Key Points – Tuesday, March 21, 2017:
Synopsis: Today we discuss some lingering fog hanging around the eastern Zone locations, our next chance for showers and storms late week into the weekend, the above normal warmth and the activity continuing to ramp up in the weather department. Have a blessed day!
Dense fog advisories still active across eastern Indiana, southern Michigan and western Ohio until later this morning for patchy dense fog…I do think this burns off to a mix sun and clouds today and temps in the 50s and 60s across the Midwest.
A very small chance for some sprinkles/showers today ~20% across the Midwest…we will be battling A LOT of dry air, so confidence is on the lower end…accumulations very light to nothing expected.
High pressure sets in on Wednesday with sunshine and cooler weather expected…a warm front lifts north on Thursday night into Friday that will bring our next chance for some showers and a few thunderstorms. It’s really on later Friday into Saturday where we are expecting more widespread thunderstorms across the Midwest. We touch on in the video where we have a growing concern for some gusty storms as well…it’s something we are monitoring very closely.
Overall the next 7 days will feature above normal warmth across the Midwest…it will definitely be a warm weekend with strong southwest winds despite the chances for rain/storms.
We touch on the latest European Weeklies over the next month into mid-April…to have a 4 week composite signal like this is a strong indicator of active, wet times ahead.
Confidence and Risk:
- Average confidence of a few sprinkles to rain showers across the Zones today…otherwise warm with a mix of sun and clouds.
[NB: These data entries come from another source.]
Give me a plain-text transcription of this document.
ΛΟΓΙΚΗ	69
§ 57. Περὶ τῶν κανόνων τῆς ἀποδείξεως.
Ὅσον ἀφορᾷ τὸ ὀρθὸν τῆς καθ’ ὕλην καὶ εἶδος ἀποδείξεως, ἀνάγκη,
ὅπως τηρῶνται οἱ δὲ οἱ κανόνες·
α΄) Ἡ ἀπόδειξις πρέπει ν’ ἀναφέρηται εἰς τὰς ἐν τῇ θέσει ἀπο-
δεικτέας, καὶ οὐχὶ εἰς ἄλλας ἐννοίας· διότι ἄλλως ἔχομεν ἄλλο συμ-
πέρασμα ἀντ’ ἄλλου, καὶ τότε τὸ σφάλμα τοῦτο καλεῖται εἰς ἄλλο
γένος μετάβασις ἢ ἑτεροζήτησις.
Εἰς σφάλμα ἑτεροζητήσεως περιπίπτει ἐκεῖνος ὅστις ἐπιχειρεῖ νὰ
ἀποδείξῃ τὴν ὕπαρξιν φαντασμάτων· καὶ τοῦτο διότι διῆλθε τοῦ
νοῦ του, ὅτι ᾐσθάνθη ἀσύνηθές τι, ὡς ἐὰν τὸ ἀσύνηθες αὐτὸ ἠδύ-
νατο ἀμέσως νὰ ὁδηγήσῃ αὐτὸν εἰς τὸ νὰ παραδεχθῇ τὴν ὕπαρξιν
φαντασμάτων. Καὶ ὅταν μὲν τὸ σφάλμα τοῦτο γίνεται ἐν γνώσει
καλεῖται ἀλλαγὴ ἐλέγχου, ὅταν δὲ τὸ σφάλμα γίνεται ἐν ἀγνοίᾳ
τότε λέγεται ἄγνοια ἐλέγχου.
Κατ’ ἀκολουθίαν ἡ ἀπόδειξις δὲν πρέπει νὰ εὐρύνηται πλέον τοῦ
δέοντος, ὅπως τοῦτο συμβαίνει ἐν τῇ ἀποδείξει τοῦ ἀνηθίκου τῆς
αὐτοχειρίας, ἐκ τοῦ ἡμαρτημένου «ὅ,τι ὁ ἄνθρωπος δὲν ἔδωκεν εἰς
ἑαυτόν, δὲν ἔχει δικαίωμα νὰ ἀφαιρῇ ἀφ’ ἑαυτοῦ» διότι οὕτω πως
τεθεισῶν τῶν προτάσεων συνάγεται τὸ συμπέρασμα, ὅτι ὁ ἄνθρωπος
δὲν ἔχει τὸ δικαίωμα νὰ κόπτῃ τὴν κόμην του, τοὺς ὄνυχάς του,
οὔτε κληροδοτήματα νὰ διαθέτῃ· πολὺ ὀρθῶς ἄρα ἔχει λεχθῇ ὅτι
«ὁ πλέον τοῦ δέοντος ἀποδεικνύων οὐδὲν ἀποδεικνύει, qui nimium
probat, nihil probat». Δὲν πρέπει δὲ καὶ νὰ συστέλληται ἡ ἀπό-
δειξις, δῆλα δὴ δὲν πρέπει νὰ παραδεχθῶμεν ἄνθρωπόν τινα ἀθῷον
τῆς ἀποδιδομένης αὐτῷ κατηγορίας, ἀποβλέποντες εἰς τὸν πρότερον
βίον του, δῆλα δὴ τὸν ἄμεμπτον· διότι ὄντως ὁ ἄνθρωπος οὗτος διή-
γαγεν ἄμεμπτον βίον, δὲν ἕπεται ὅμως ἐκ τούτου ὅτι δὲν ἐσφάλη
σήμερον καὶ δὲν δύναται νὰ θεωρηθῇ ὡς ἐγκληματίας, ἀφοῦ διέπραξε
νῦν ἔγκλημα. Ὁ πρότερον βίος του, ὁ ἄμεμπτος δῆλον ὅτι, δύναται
- High confidence of mostly sunny skies Wed/Thurs as high pressure sits overhead…we turn cooler on Wednesday as well.
- Above average confidence of showers and storms late week into the weekend as our next system approaches from the southwest.
- Above average confidence we are overall warmer than normal over the next week.
- Increasing confidence we stay active in the weather department into April.